Thu, Mar 25, 2004 - Page 7 News List

Anna Lindh's killer gets life in jail

'AKIN TO HATRED' 25-year-old Mijailo Mijailovic was given Sweden's toughest punishment for killing the foreign minister in a crime that opened old wounds

AFP , STOCKHOLM

The man who confessed to fatally stabbing Swedish foreign minister Anna Lindh was on Tuesday sentenced to life in prison, more than six months after the murder plunged Sweden into deep shock.

Lindh died on Sept. 11, a day after Mijailo Mijailovic, now 25, attacked her while she was shopping without a bodyguard, repeatedly stabbing her in the stomach, chest and arms.

Brushing aside any lingering doubts about Mijailovic's intentions during the fatal attack, the Stockholm district court said there was no doubt that he meant to kill the popular politician.

"He used a life-threatening weapon. He held the knife with both hands when he delivered the stabs ... the force was powerful. The location and the size of the stab wounds indicates that the intention was to kill," the court said in a statement.

"We are happy," one of the prosecutors, Krister Petersson, told reporters after the life sentence, which was widely expected, was announced.

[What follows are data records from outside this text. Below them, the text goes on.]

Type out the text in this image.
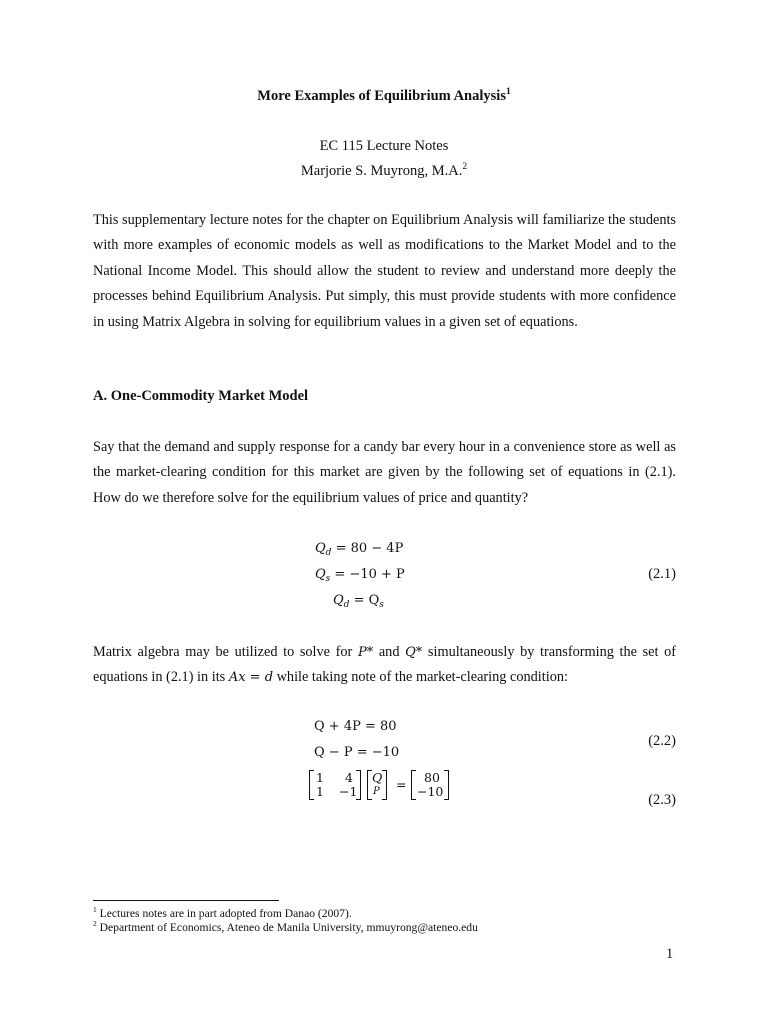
More Examples of Equilibrium Analysis$^1$
EC 115 Lecture Notes
Marjorie S. Muyrong, M.A.$^2$

This supplementary lecture notes for the chapter on Equilibrium Analysis will familiarize the students with more examples of economic models as well as modifications to the Market Model and to the National Income Model. This should allow the student to review and understand more deeply the processes behind Equilibrium Analysis. Put simply, this must provide students with more confidence in using Matrix Algebra in solving for equilibrium values in a given set of equations.

A. One-Commodity Market Model

Say that the demand and supply response for a candy bar every hour in a convenience store as well as the market-clearing condition for this market are given by the following set of equations in (2.1). How do we therefore solve for the equilibrium values of price and quantity?

$Q_d = 80 - 4P$
$Q_s = -10 + P$
$Q_d = Q_s$
(2.1)

Matrix algebra may be utilized to solve for P* and Q* simultaneously by transforming the set of equations in (2.1) in its Ax = d while taking note of the market-clearing condition:

Q + 4P = 80
Q − P = −10
(2.2)
1 4
1 −1
Q
P = 80
−10
(2.3)
$^1$ Lectures notes are in part adopted from Danao (2007).
$^2$ Department of Economics, Ateneo de Manila University, mmuyrong@ateneo.edu
1
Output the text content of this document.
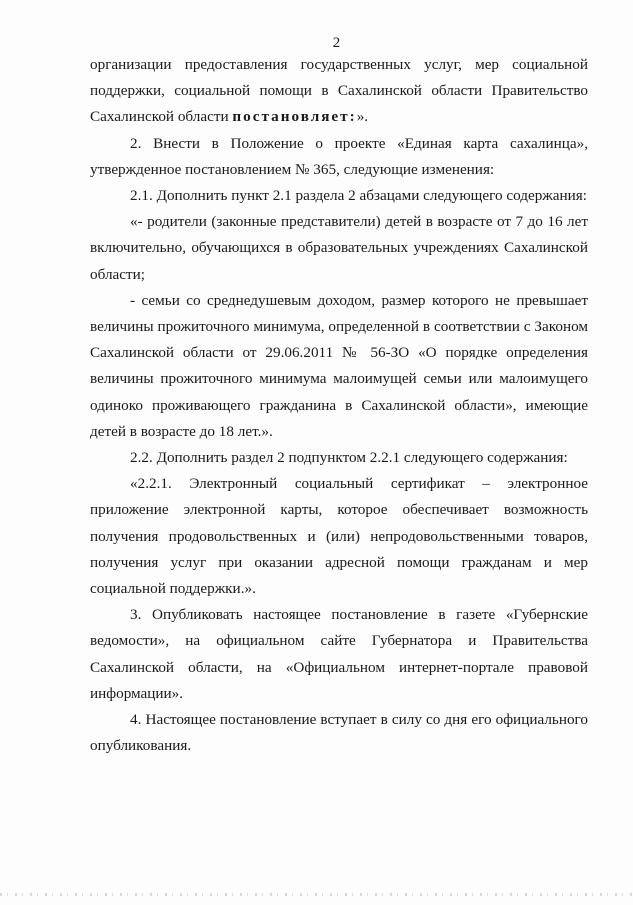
2

организации предоставления государственных услуг, мер социальной поддержки, социальной помощи в Сахалинской области Правительство Сахалинской области постановляет:».

2. Внести в Положение о проекте «Единая карта сахалинца», утвержденное постановлением № 365, следующие изменения:

2.1. Дополнить пункт 2.1 раздела 2 абзацами следующего содержания:

«- родители (законные представители) детей в возрасте от 7 до 16 лет включительно, обучающихся в образовательных учреждениях Сахалинской области;

- семьи со среднедушевым доходом, размер которого не превышает величины прожиточного минимума, определенной в соответствии с Законом Сахалинской области от 29.06.2011 № 56-ЗО «О порядке определения величины прожиточного минимума малоимущей семьи или малоимущего одиноко проживающего гражданина в Сахалинской области», имеющие детей в возрасте до 18 лет.».

2.2. Дополнить раздел 2 подпунктом 2.2.1 следующего содержания:

«2.2.1. Электронный социальный сертификат – электронное приложение электронной карты, которое обеспечивает возможность получения продовольственных и (или) непродовольственными товаров, получения услуг при оказании адресной помощи гражданам и мер социальной поддержки.».

3. Опубликовать настоящее постановление в газете «Губернские ведомости», на официальном сайте Губернатора и Правительства Сахалинской области, на «Официальном интернет-портале правовой информации».

4. Настоящее постановление вступает в силу со дня его официального опубликования.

Mijailovic confessed to the crime in January, claiming he had heard voices in his head which told him to stab Lindh, but this explanation should be disregarded, the court ruled.

It cited a court-ordered psychiatric examination which concluded that Mijailovic was not insane, neither when he stabbed Lindh nor afterwards, meaning he knew what he was doing.

"It is beyond reasonable doubt that Mijailo Mijailovic intended to kill Anna Lindh," the court said.

Mijailovic's lawyer, Peter Althin, who during the trial repeatedly demanded his client's release, has three weeks to appeal the decision. He said on Tuesday it was too early to say whether he would do so.

But Althin insisted that the prosecution had failed to prove premeditation on the part of his client.

Mijailovic never provided any motive for the attack, insisting however that it was not political. He said merely that he was sleep-deprived and doped up on a cocktail of anti-depressants when he heard the voices in his head telling him to attack Lindh.

Her death caused shock among Swedes, who expected her to one day lead the country as prime minister, and brought back painful memories of the unsolved 1986 killing of prime minister Olof Palme.

Justice Minister Thomas Bodstroem said he was relieved that the Lindh case had been brought to a conclusion, given the national trauma Swedes have experienced throughout the 18-year-old Palme investigation.

"It is very important that the case was cleared up because otherwise there would be an open wound in society. It is a sign that the system works," he said.

As foreign minister, Lindh represented her country abroad with political ideals that were also her own personal goals -- defending democracy, human rights and equality -- values Swedes cherish and in which they take pride.

After the arrest of Mijailovic, two weeks after the murder, it became clear that he was a tortured young man with violent tendencies, torn since childhood between his parents' roots in Serbia and his new home in Sweden.

The prosecution had argued that Mijailovic, who had a history of psychiatric problems and who in 1996 stabbed his father with a kitchen knife, considered himself to have been subjected to injustice and abuse of power, while his view of women was "akin to hatred."

In its verdict, the court described the "uncontrollable and ruthless rawness" that characterized Mijailovic's attack on Lind, and ordered him to pay Lindh's widower and two sons a total of 150,000 kronor (US$20,000) in damages.